Satellites, soil & forest carbon with Arbonics

Shaken Not Burned

Climate, society, sustainability literacy and transforming our world

Welcome to another week of Shaken Not Burned! 

Over the last couple of years forest carbon credits have become an increasingly contentious solution to the climate challenge because of questions around additionality, permanence and leakage. Scandals have emerged over how carbon credits are estimated and assessed, much of which stems from outdated or flawed methodologies. The risk of greenwashing is a core concern, that credits have been used by companies to appear climate-friendly without delivering real impact.
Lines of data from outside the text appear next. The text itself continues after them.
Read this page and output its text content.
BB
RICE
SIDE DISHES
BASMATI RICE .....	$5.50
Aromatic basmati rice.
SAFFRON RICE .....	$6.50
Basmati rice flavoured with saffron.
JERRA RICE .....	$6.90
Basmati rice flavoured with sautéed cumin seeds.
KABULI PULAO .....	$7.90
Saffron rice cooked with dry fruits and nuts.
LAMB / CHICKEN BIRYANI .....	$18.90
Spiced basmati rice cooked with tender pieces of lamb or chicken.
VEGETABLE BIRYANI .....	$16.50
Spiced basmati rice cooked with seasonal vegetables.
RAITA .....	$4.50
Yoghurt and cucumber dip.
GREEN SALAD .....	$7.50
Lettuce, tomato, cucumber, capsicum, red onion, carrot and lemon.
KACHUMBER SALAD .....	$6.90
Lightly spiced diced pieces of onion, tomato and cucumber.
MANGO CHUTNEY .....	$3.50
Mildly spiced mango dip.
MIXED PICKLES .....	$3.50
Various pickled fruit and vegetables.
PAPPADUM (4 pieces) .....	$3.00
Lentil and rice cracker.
With advancing technology, stronger regulation and the introduction of dynamic baselines however, nature-based solutions like forest conservation and reforestation are critical to the capture and storage of CO2 in natural ecosystems. The market is evolving quickly, offering significant opportunities as it matures

In this episode, Felicia Jackson sits down with Lisett Luik, co-founder of Arbonics, to dive into the challenges and potential of nature-based carbon removal, from using satellite data and LiDAR to build a “digital twin” of forests, to navigating the complexities of carbon markets, trust, and transparency. 

The conversation also explores how companies like Microsoft are evolving their carbon removal strategies, highlighting the spectrum of approaches available—from avoidance and forest conservation to cutting-edge technological removals. It examines what makes forest carbon credits either valuable or controversial, and emphasizes the essential role nature-based solutions will play over the next 30 to 50 years, even if their impacts aren't always permanent.

It isn’t just about trees. It’s about rebuilding trust in nature-based solutions, creating credible, local climate action with global impact, and answering the tough questions about how to get this right.